Wondering, then, what story to tell when you preach if not the other’s story? Tell your story, tell your church’s story, tell your community’s story of whiteness. I don’t mean your story of German-ness or your story of Norwegian-ness or your story of New England-ness (or whatever region has shaped you). I don’t mean your story of white guilt and liberal lament.

I mean that story of how you came to pastor a predominantly white church in a predominantly white town. That story of whether you noticed that the search committee that hired you was all-white; whether you preached your trial sermon and thought to yourself how odd it was to look out over a sea of white faces. That story of why a predominantly white town is a comfortable place for you to call home. That story of how the congregation feels good because mostly white isn’t all white, and how you feel affirmed to have three persons of color as members in the congregation thus confirming that you are a racially inclusive pastor and that the congregation knows how to welcome (allow) the other to sit among them.

Wondering what story to tell when you preach on race? Tell the story of how your congregation came to be predominantly white in the first place. Did the founders choose to establish a white faith community? Do your congregants remember those rare instances when a person or family of color visited on a Sunday, but “Of course they didn’t feel welcome here”? What are the stories of your church choosing — individually and collectively — not to see the non-white faces in the pews (“We don’t see color”) and in the community?
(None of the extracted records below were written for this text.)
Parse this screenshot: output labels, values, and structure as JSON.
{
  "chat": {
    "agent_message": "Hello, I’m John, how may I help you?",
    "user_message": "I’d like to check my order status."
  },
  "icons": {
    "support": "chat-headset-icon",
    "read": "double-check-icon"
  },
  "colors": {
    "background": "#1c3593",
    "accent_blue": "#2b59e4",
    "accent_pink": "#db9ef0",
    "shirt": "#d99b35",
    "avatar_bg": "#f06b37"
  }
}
Tell the story of how your predominantly white town came to be so white in the first place. Was it a sundown town? Were there laws about who could own property where? Are there still implicit codes among local realtors about home ownership? Is the town predominantly white due to the displacement or slaughter or erasure-by-education of American Indians?

Before you stake your and your church’s identity on the dubious theological story of liberal do-good-ism and white saviour-ism, first excavate your story of participation in American racism and your removal (whether by conscious choice or unconscious default) from an integrated Kingdom of God, taking seriously that “one cannot partake in heritage a la carte.” By confessing our own, our churches’, our communities’ stories of whiteness, we do not make ourselves to be prophets but we begin to prove ourselves to be allies.
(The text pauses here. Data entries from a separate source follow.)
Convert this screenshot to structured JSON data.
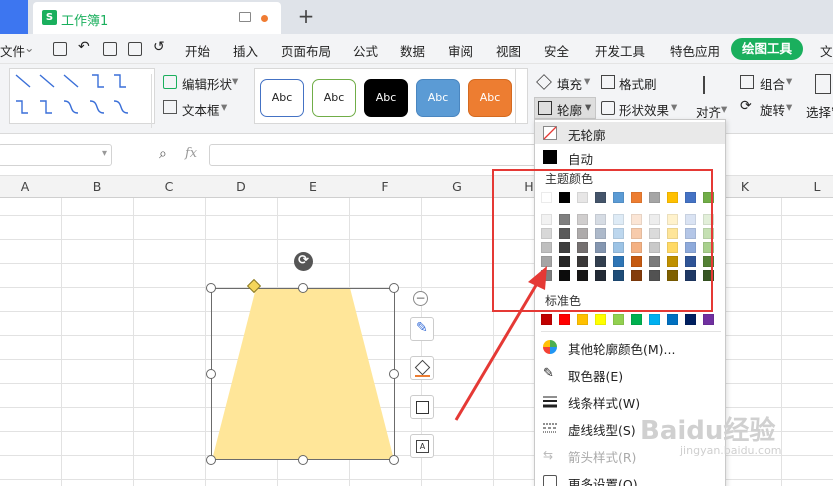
{
  "tabbar": {
    "doc_tab_title": "工作簿1",
    "doc_tab_icon_letter": "S",
    "new_tab_label": "+"
  },
  "menubar": {
    "file_label": "文件",
    "items": [
      "开始",
      "插入",
      "页面布局",
      "公式",
      "数据",
      "审阅",
      "视图",
      "安全",
      "开发工具",
      "特色应用"
    ],
    "active_tab": "绘图工具",
    "overflow_item": "文"
  },
  "ribbon": {
    "edit_shape": "编辑形状",
    "text_box": "文本框",
    "style_label": "Abc",
    "style_swatches": [
      "#ffffff",
      "#ffffff",
      "#000000",
      "#5b9bd5",
      "#ed7d31"
    ],
    "style_borders": [
      "#4472c4",
      "#70ad47",
      "#000000",
      "#5b9bd5",
      "#ed7d31"
    ],
    "fill": "填充",
    "format_brush": "格式刷",
    "outline": "轮廓",
    "shape_effects": "形状效果",
    "align": "对齐",
    "group": "组合",
    "rotate": "旋转",
    "select_pane": "选择窗"
  },
  "formula_bar": {
    "fx_label": "fx"
  },
  "columns": [
    "A",
    "B",
    "C",
    "D",
    "E",
    "F",
    "G",
    "H",
    "I",
    "J",
    "K",
    "L"
  ],
  "dropdown": {
    "no_outline": "无轮廓",
    "auto": "自动",
    "theme_colors_label": "主题颜色",
    "theme_top_row": [
      "#ffffff",
      "#000000",
      "#e7e6e6",
      "#44546a",
      "#5b9bd5",
      "#ed7d31",
      "#a5a5a5",
      "#ffc000",
      "#4472c4",
      "#70ad47"
    ],
    "theme_shades": [
      [
        "#f2f2f2",
        "#7f7f7f",
        "#d0cece",
        "#d6dce4",
        "#deebf6",
        "#fbe5d5",
        "#ededed",
        "#fff2cc",
        "#dae3f3",
        "#e2efd9"
      ],
      [
        "#d8d8d8",
        "#595959",
        "#aeabab",
        "#adb9ca",
        "#bdd7ee",
        "#f7cbac",
        "#dbdbdb",
        "#fee599",
        "#b4c6e7",
        "#c5e0b3"
      ],
      [
        "#bfbfbf",
        "#3f3f3f",
        "#757070",
        "#8496b0",
        "#9cc3e5",
        "#f4b183",
        "#c9c9c9",
        "#ffd965",
        "#8eaadb",
        "#a8d08d"
      ],
      [
        "#a5a5a5",
        "#262626",
        "#3a3838",
        "#323f4f",
        "#2e75b5",
        "#c55a11",
        "#7b7b7b",
        "#bf9000",
        "#2f5496",
        "#538135"
      ],
      [
        "#7f7f7f",
        "#0c0c0c",
        "#171616",
        "#222a35",
        "#1e4d78",
        "#843c0b",
        "#525252",
        "#7f6000",
        "#1f3864",
        "#375623"
      ]
    ],
    "standard_colors_label": "标准色",
    "standard_colors": [
      "#c00000",
      "#ff0000",
      "#ffc000",
      "#ffff00",
      "#92d050",
      "#00b050",
      "#00b0f0",
      "#0070c0",
      "#002060",
      "#7030a0"
    ],
    "more_colors": "其他轮廓颜色(M)...",
    "eyedropper": "取色器(E)",
    "line_style": "线条样式(W)",
    "dash_type": "虚线线型(S)",
    "arrow_style": "箭头样式(R)",
    "more_settings": "更多设置(O)"
  },
  "colors": {
    "shape_fill": "#ffe699",
    "wps_green": "#1aaf5d",
    "annotation_red": "#e53935"
  },
  "watermark": {
    "brand": "Baidu经验",
    "url": "jingyan.baidu.com"
  }
}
Friends, take a close look and a long listen. In the U.S. these days, the prophets are not in the pulpits. The prophets are in the streets. The prophets are staging die-ins and staring down police lines and shouting at city council meetings and organizing efforts to interrupt commuters and businesses and daily routines. The prophets are calling us to a new way of being — and not just calling, but making it happen.

We are not those prophets.

Though by our office as preachers it is our job to proclaim God’s word, we must be clear that this word, this movement, was not given to us by God to proclaim. Someone else — someones else — have the honor of proclaiming this particular day of the LORD and of calling all people to this particular repentance of racism.
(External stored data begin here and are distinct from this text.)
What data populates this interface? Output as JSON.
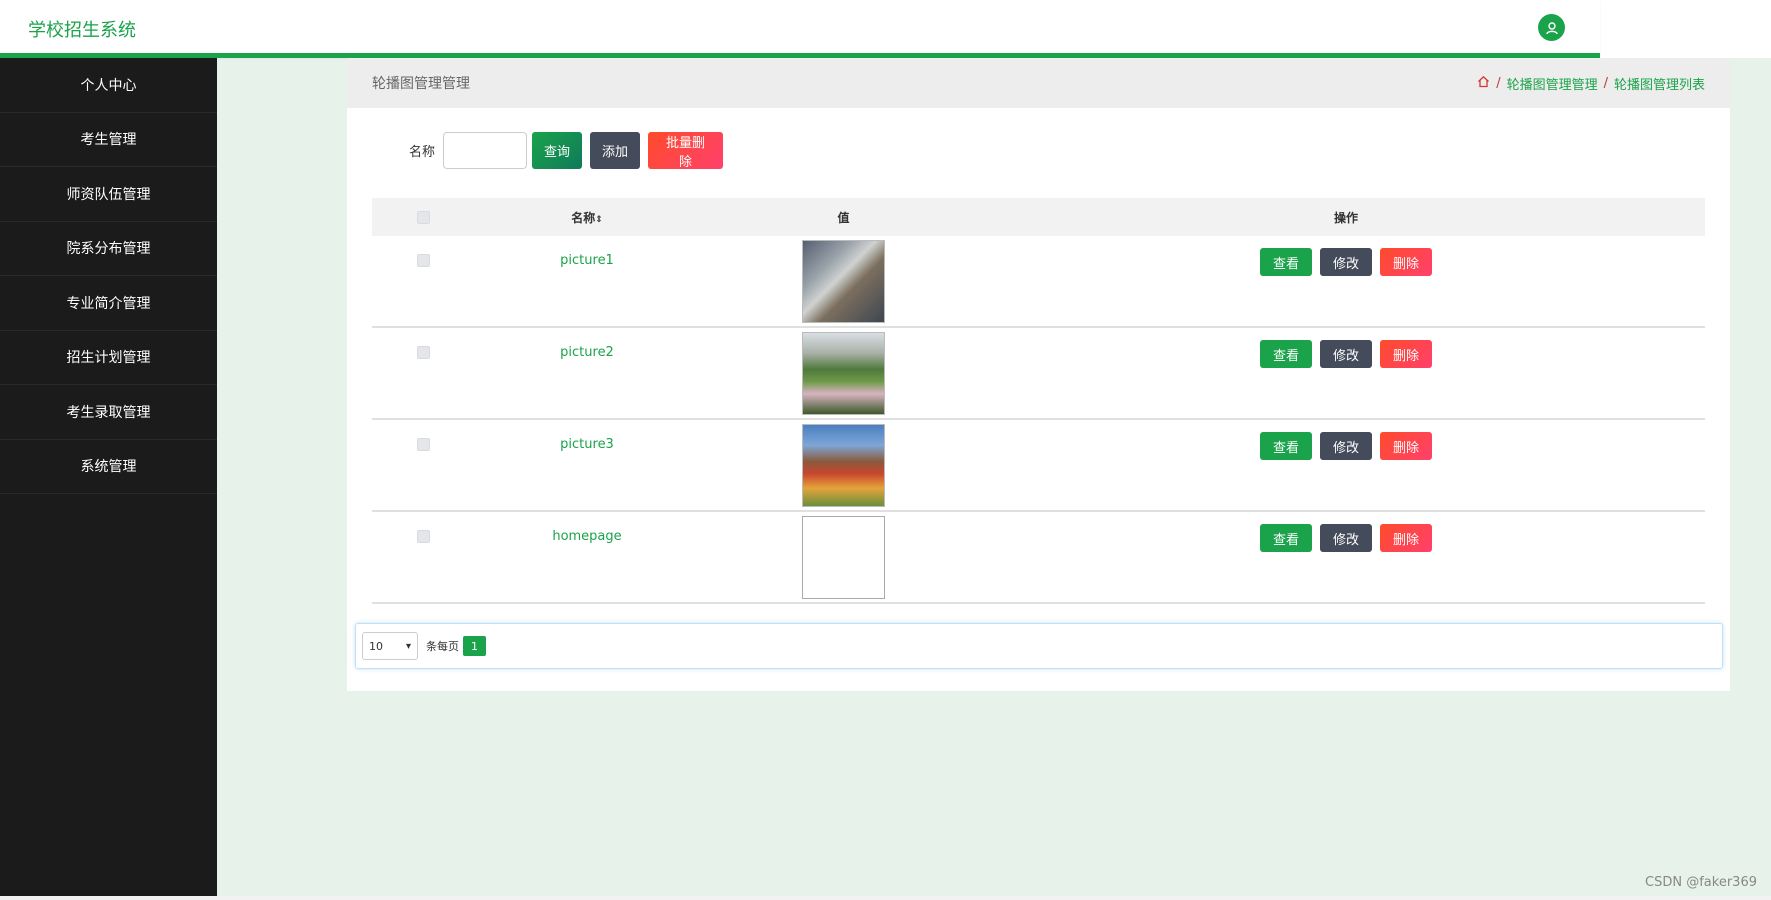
{
  "app": {
    "title": "学校招生系统"
  },
  "sidebar": {
    "items": [
      {
        "label": "个人中心"
      },
      {
        "label": "考生管理"
      },
      {
        "label": "师资队伍管理"
      },
      {
        "label": "院系分布管理"
      },
      {
        "label": "专业简介管理"
      },
      {
        "label": "招生计划管理"
      },
      {
        "label": "考生录取管理"
      },
      {
        "label": "系统管理"
      }
    ]
  },
  "panel": {
    "title": "轮播图管理管理",
    "breadcrumb": [
      "轮播图管理管理",
      "轮播图管理列表"
    ],
    "breadcrumb_sep": "/"
  },
  "toolbar": {
    "name_label": "名称",
    "search_value": "",
    "query_label": "查询",
    "add_label": "添加",
    "batch_delete_label": "批量删除"
  },
  "table": {
    "headers": {
      "name": "名称",
      "value": "值",
      "ops": "操作"
    },
    "rows": [
      {
        "name": "picture1"
      },
      {
        "name": "picture2"
      },
      {
        "name": "picture3"
      },
      {
        "name": "homepage"
      }
    ],
    "actions": {
      "view": "查看",
      "edit": "修改",
      "delete": "删除"
    }
  },
  "pagination": {
    "page_size": "10",
    "per_page_label": "条每页",
    "current_page": "1"
  },
  "watermark": "CSDN @faker369",
  "colors": {
    "accent": "#1aa34a",
    "sidebar_bg": "#1b1b1b",
    "content_bg": "#e6f2ea",
    "edit_btn": "#444b5a",
    "delete_btn": "#ff416c"
  }
}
When we call ourselves “prophets” for speaking against racism, we unintentionally reveal the very white privilege that we believe we are denouncing, for we plunder and steal the prophet’s mantle when it is not rightfully ours.

Friends, “prophet” is not a self-proclaimed title.

“Prophetic” is not a synonym for bravery.

The kingdom of God for which the true prophets are now in the streets crying out, demanding, will upend our white world no matter how much we believe ourselves to be allies. Perhaps we can participate in that coming kingdom, but we do so in a confessional posture…not a prophetic stance.